3.5.1 Income per job

Specific quality-of-life indicators were selected based on consideration of the issues discussed in the Introduction. To provide an indication of the economic benefit received by people working in forest-related industries, total income per sector was divided by the number of jobs per sector for the four forest-related sectors described above. These measures are not wage rates, but represent average income per job. Income per job may be low because wage rates are low or because the "typical" job is only part-time. Income per job was also computed for all jobs in the areas where the forest related sectors were located. This step allowed a comparison to be made between average income per job in the forest related sectors and the "typical" job in those areas.


3.5.2 Social and demographic indicators

To evaluate social indicators in areas with forest-related employment, a subset of social, demographic and economic variables was selected from two recent quality of life studies (Diener 1995, Ferriss 2000). From the socio-economic and demographic indicators used in those studies, six indicators were selected: (1) infant mortality rate, (2) violent crime rate, (3) median household income, (4) unemployment rate, (5) poverty rate, and (6) percent graduating high school.


Evidence in the literature that rural population growth is influenced by the supply of natural amenities caused us to include a measure of population growth in the analysis. Inclusion of a variable measuring the percent change in population allowed us to evaluate the relationship between the degree of industrial concentration in forest-related industries and population dynamics.


Social cohesion is a concern in considering quality of life. Three indicators of social cohesion and the potential for collective social action, used in other quality of life studies (Drielsma 1984, Wish 1986, Hamilton 1993, Hamilton 1999), were included: (1) percentage of owner-occupied housing, (2) divorce rate, and (3) percent voting in recent presidential elections (an indicator of the potential for collective action).


3.5.3 Indicators of forest condition

Five variables were selected to provide a general description of the forest landscape: (1) forest land as a percentage of all land, (2) pine-forest acreage as a percentage of total forest acreage, (3) upland-hardwood acreage as a percentage of total forest acreage, (4) bottomland hardwood acreage as a percentage of total forest acreage, and (5) oak-pine acreage as a percentage of total forest acreage. Correlations of the degree of industrial concentration in various forest related sectors with these descriptive variables provided us with a general sense of the forest types within which the sectors were concentrated.


The review of the literature linking willingness to pay and forest condition led us to include variables that would indicate the degree of naturalness of forest ecosystems. Although "naturalness" may be impossible to define with precision, some aspects can be specified. Anderson's (1991) definition of natural was based on the idea that forests that are more natural would change little if removed from human influence and are made up of a high proportion of native species. Noss and Cooperrider (1994) used this idea to define a gradient of forest ecosystem naturalness that ranged from primary natural forests (virtually uninfluenced by human disturbance), to secondary natural forests (natural regeneration after human disturbance), to plantations (in most, but not all, cases, human planting after human disturbance).

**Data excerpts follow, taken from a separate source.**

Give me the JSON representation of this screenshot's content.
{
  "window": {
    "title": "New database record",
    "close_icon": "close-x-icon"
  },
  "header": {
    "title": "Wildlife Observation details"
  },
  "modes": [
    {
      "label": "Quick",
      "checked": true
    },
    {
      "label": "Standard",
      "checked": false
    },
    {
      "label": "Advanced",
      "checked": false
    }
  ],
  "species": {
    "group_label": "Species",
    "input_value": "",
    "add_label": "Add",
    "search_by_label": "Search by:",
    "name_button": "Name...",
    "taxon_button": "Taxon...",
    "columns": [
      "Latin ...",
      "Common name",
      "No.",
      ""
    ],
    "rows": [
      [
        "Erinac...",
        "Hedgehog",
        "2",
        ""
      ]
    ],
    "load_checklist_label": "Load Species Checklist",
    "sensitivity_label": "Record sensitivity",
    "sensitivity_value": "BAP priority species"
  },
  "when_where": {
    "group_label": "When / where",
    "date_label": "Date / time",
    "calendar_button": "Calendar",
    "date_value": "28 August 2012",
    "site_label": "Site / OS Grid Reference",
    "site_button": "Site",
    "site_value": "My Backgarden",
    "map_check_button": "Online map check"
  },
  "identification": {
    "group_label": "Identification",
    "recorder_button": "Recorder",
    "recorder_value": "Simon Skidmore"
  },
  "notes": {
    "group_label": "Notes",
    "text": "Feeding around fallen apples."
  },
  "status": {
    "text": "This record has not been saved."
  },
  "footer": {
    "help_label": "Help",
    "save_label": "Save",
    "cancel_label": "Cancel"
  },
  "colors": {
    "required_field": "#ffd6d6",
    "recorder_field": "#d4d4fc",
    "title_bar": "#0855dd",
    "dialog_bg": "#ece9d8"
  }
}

Using these ideas as broad descriptors of the degree of naturalness, we decided that the following indicators of human disturbance in forest ecosystems should be included: (1) plantation acreage as a percentage of all forest acreage, (2) the change in plantation percent between the two most recent forest surveys, (3) pine removal to pine inventory ratio, (4) pine growth to pine inventory ratio, (5) hardwood removal to hardwood inventory ratio, and (6) hardwood growth to hardwood inventory ratio. The first indicator provides information on the extent of intensive forest management in an area, while the second indicator provides information on the growth or decline of intensive forestry. Removal of pine or hardwood as a proportion of the standing inventory provides information on harvest intensity. Growth as a proportion of standing inventory provides information on the age distribution of forests. Because young forests generally grow more rapidly than old forests, a high (low) growth/inventory ratio would be found in areas with younger (older) forests.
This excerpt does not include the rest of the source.